I've been looking for a solution for weeks, until someone pointed me today to this part:
I cross my fingers until this component arrives, to see if it will work as expected!
Here is how it currently looks like. Some videos soon...
9 parts that I finally won't use
When designing such an instrument, you do lots of tests, and finally you end up using only one half of the components you bought. Here is a small list of 9 components I finally won't use:
I won't try to hack an existing USB cable again:
I'm probably not so good at stripping cables, but wires in USB cables are so thin that even if you manage to strip them, at the end, you'll have wires that are so thin that they would break easily. I lost some time trying to do it, it was such a mess! Let's use a 1€ USB PCB connector + Dupont cables. 10 times better and more robust.
A panel-mount USB socket (~ 10€):
As I'm using a PCB for I/O board, this part won't be needed anymore. Having to screw such a socket to the enclosure is finally probably a bad idea. A PCB-mounted 1€-USB-socket is finally better.
A plain 7-segment display without micro-controller:
They are cheap (1 or 2€ on ebay) but they would require to be connected to the Pi with 12 pins, and would require a constant running task to update (maybe 60 times per second!) the display. Some people tried (I don't find the link anymore) and it used at least 10% of the Raspberry Pi's CPU. Bad idea. It's better to use this 7-segment PCB. A little bit more expensive, but it's easier to use it.
This jack-power plug won't be needed:
Powering the SamplerBox is now done with a classical 5V phone charger with micro USB.
A hacked MIDI/USB interface:
Not needed anymore because we can connect directly the MIDI input to the Raspberry Pi's serial port (UART RX pin), with a little bit of work (configuring the data baud rate, etc.).
4 AA batteries holder:
This might be too big to fit in the enclosure. Currently looking for a smaller and/or better solution.
Using these enclosures would have been cool, but we would have needed to laser-cut the holes anyway. So if laser-cutting is needed anyway, why not using directly custom made enclosures? One less thing to buy: enclosure.
This DAC is really excellent (wonderful sound quality and cheap ~10€) but it won't be needed...

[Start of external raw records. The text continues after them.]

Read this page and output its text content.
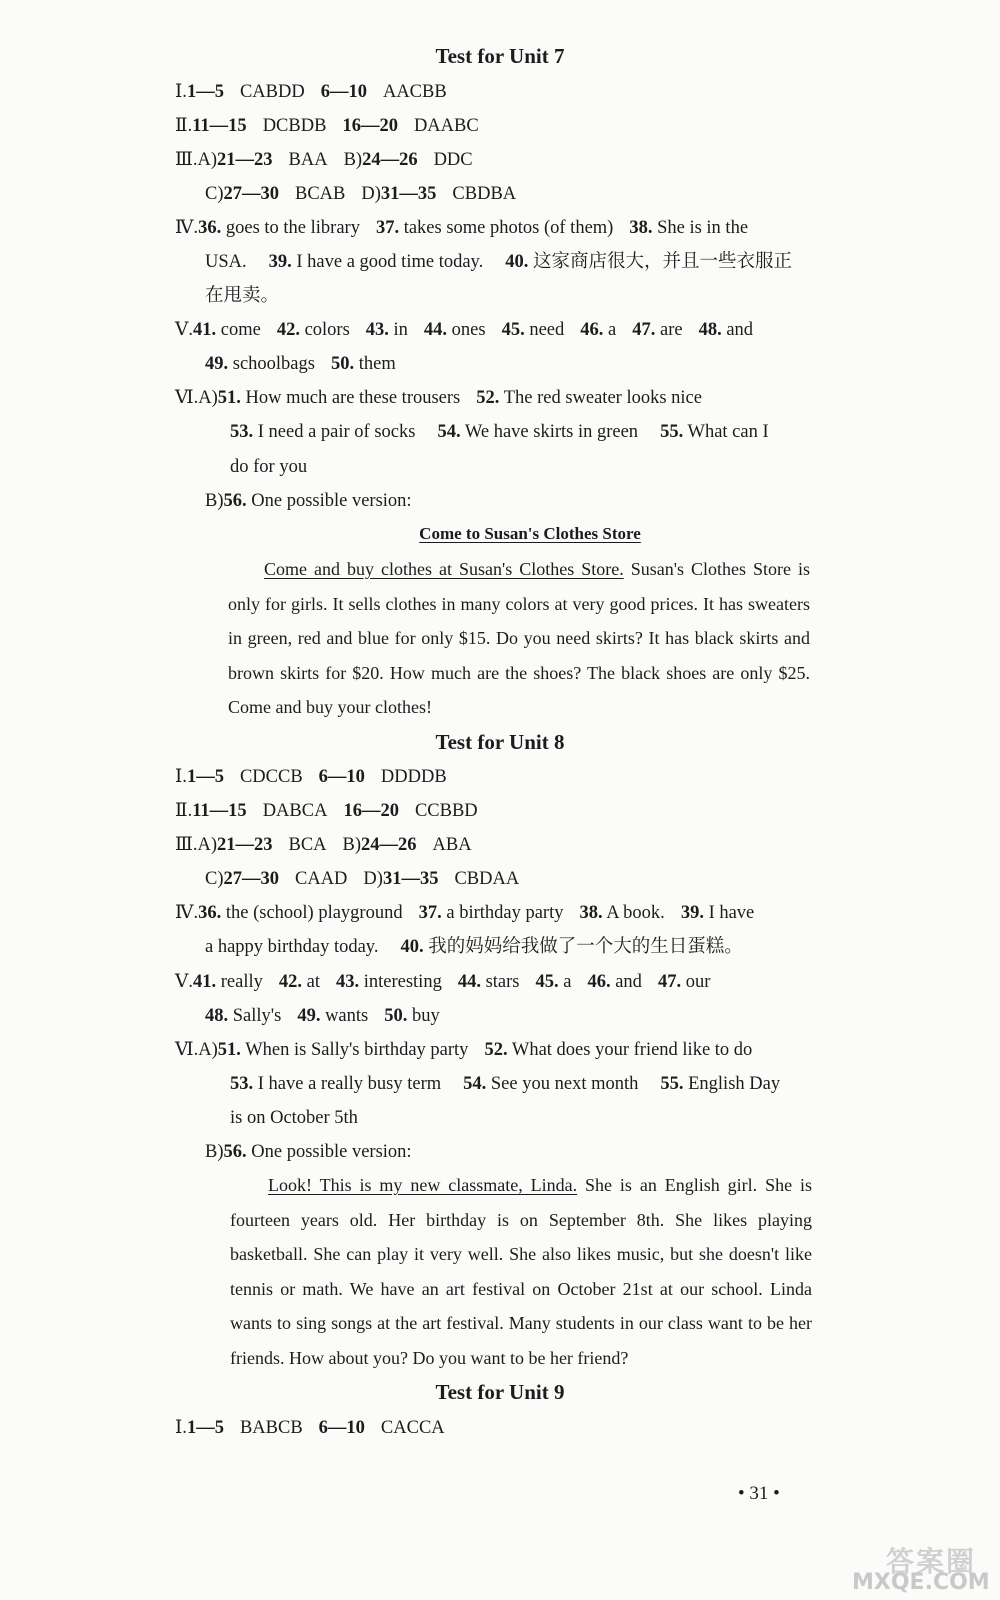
Test for Unit 7
Ⅰ.1—5 CABDD 6—10 AACBB
Ⅱ.11—15 DCBDB 16—20 DAABC
Ⅲ.A)21—23 BAA B)24—26 DDC
C)27—30 BCAB D)31—35 CBDBA
Ⅳ.36. goes to the library 37. takes some photos (of them) 38. She is in the
USA. 39. I have a good time today. 40. 这家商店很大，并且一些衣服正
在甩卖。
Ⅴ.41. come 42. colors 43. in 44. ones 45. need 46. a 47. are 48. and
49. schoolbags 50. them
Ⅵ.A)51. How much are these trousers 52. The red sweater looks nice
53. I need a pair of socks 54. We have skirts in green 55. What can I
do for you
B)56. One possible version:
Come to Susan's Clothes Store
Come and buy clothes at Susan's Clothes Store. Susan's Clothes Store is only for girls. It sells clothes in many colors at very good prices. It has sweaters in green, red and blue for only $15. Do you need skirts? It has black skirts and brown skirts for $20. How much are the shoes? The black shoes are only $25. Come and buy your clothes!
Test for Unit 8
Ⅰ.1—5 CDCCB 6—10 DDDDB
Ⅱ.11—15 DABCA 16—20 CCBBD
Ⅲ.A)21—23 BCA B)24—26 ABA
C)27—30 CAAD D)31—35 CBDAA
Ⅳ.36. the (school) playground 37. a birthday party 38. A book. 39. I have
a happy birthday today. 40. 我的妈妈给我做了一个大的生日蛋糕。
Ⅴ.41. really 42. at 43. interesting 44. stars 45. a 46. and 47. our
48. Sally's 49. wants 50. buy
Ⅵ.A)51. When is Sally's birthday party 52. What does your friend like to do
53. I have a really busy term 54. See you next month 55. English Day
is on October 5th
B)56. One possible version:
Look! This is my new classmate, Linda. She is an English girl. She is fourteen years old. Her birthday is on September 8th. She likes playing basketball. She can play it very well. She also likes music, but she doesn't like tennis or math. We have an art festival on October 21st at our school. Linda wants to sing songs at the art festival. Many students in our class want to be her friends. How about you? Do you want to be her friend?
Test for Unit 9
Ⅰ.1—5 BABCB 6—10 CACCA
• 31 •
答案圈
MXQE.COM
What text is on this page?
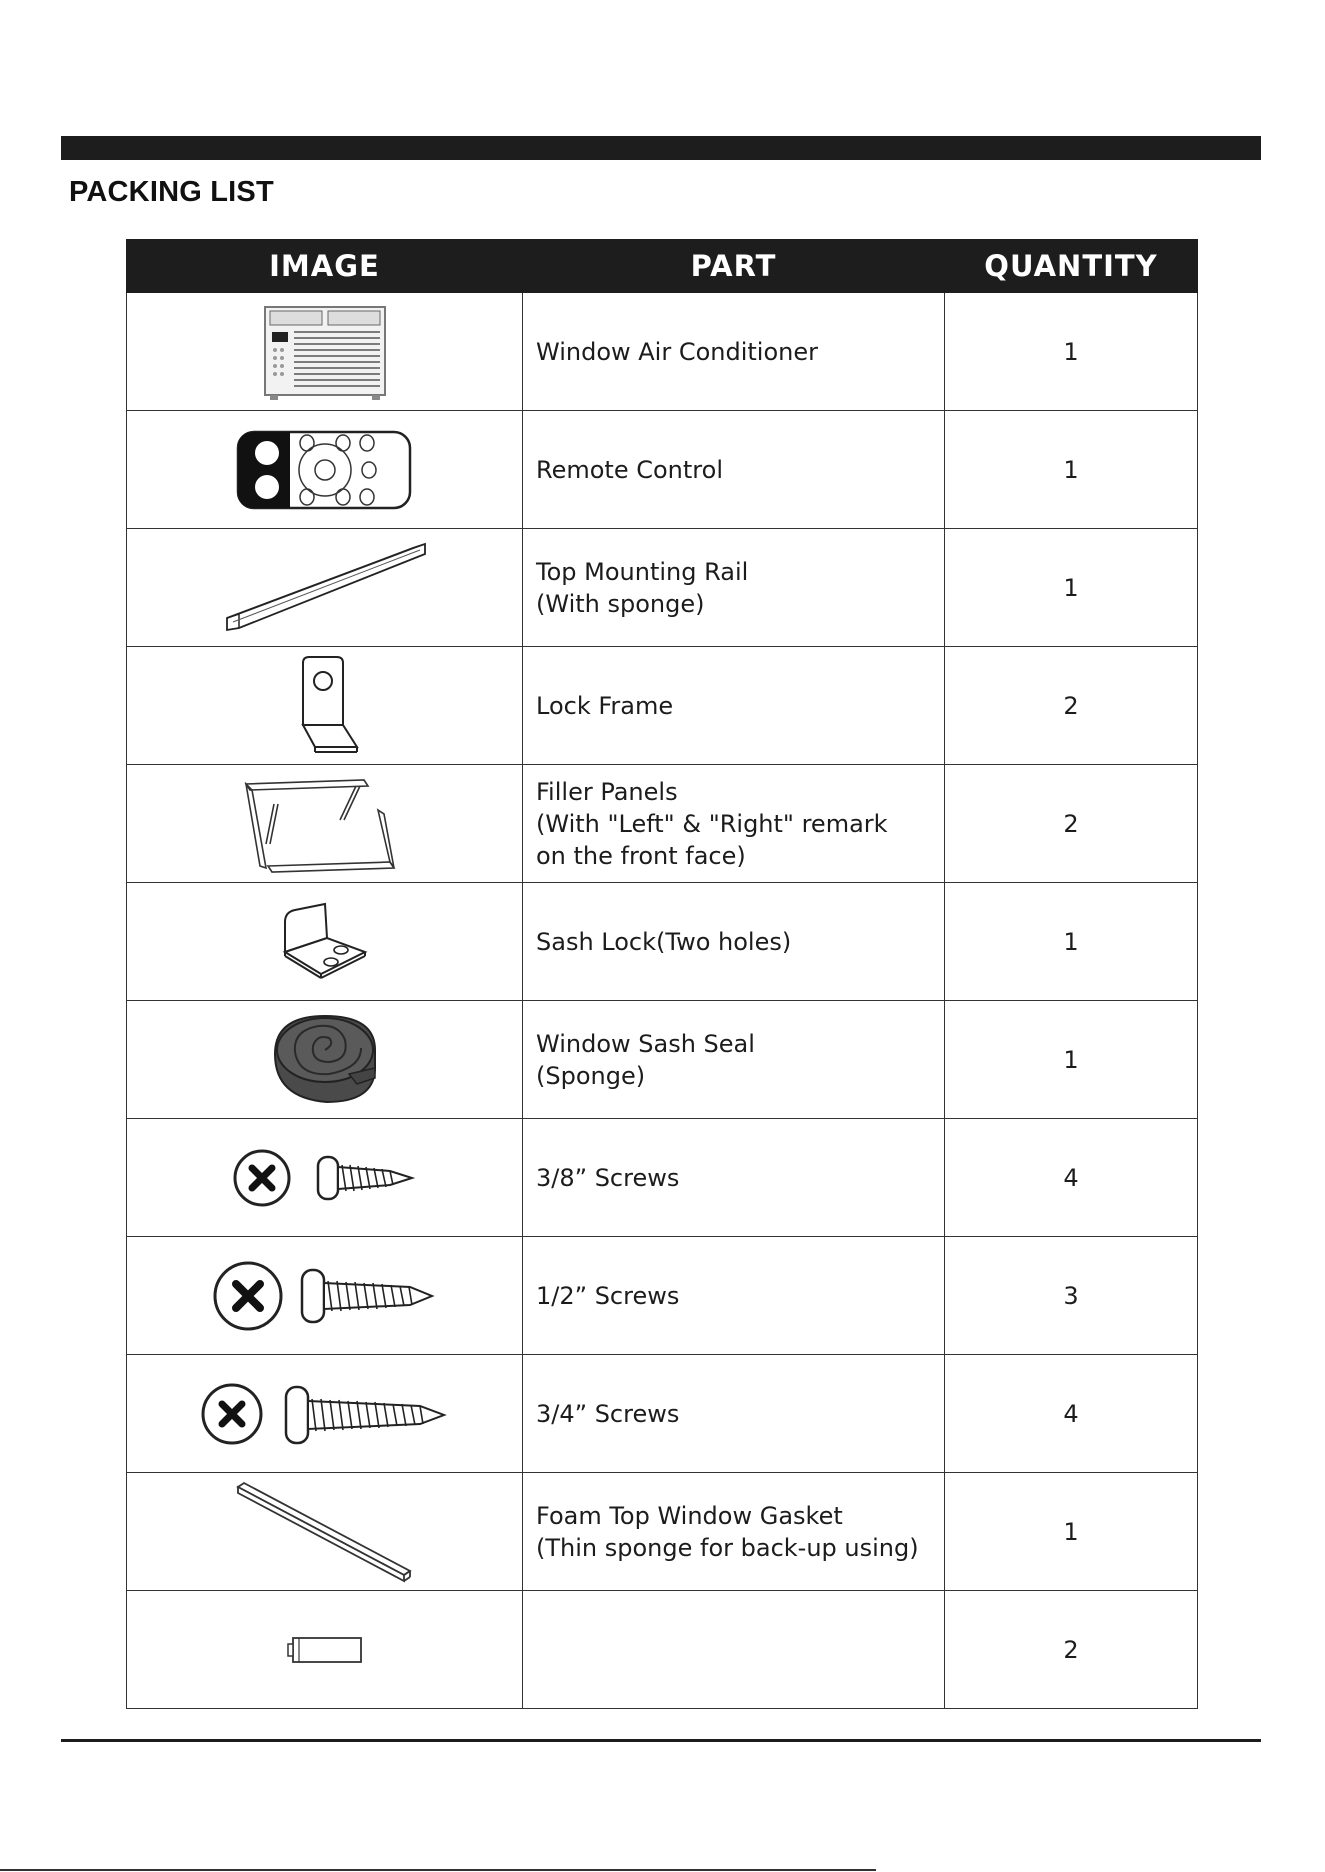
PACKING LIST
IMAGE	PART	QUANTITY

Window Air Conditioner	1

Remote Control	1

Top Mounting Rail
(With sponge)	1

Lock Frame	2

Filler Panels
(With "Left" & "Right" remark
on the front face)	2

Sash Lock(Two holes)	1

Window Sash Seal
(Sponge)	1

3/8” Screws	4

1/2” Screws	3

3/4” Screws	4

Foam Top Window Gasket
(Thin sponge for back-up using)	1
		2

... simply because I have found this DAC which is a) based on the same PCM2704 chip (so same sound quality), b) cheaper (6€), c) smaller!
I know it'll sound weird but it was quite hard to find very short USB cable:
Not needed since I have now built shorter cables myself.
Custom made enclosure
Two options are possible:
Either we use plastic enclosures from manufacturers such as Hammond, Velleman, etc. but we'll still have to laser-cut the holes for the 7-segment display, buttons, power & audio jack, etc. anyway,
- Or we build our own enclosures, made of laser-cut birchwood!
The easier will probably be the second solution, thanks to the wonderful Labomedia (FabLab / HackerSpace in Orleans, France).
Here is how the prototypes currently look like:
After a few days of work, here's what we currently have:
Done the last weeks:
Installed Arch Linux instead of Raspbian Wheezy : the boot time goes from 30 seconds to ... 10 seconds, waw! (In fact, the reason for this speed boost is not really ArchLinux vs. Raspbian, but the use of the new
systemdboot management system; it is now available by default on Raspbian Jessie)
the Digitast buttons (for Preset +, Preset -) now work
- After a few unsucessful attempts, the 7-segment display now works!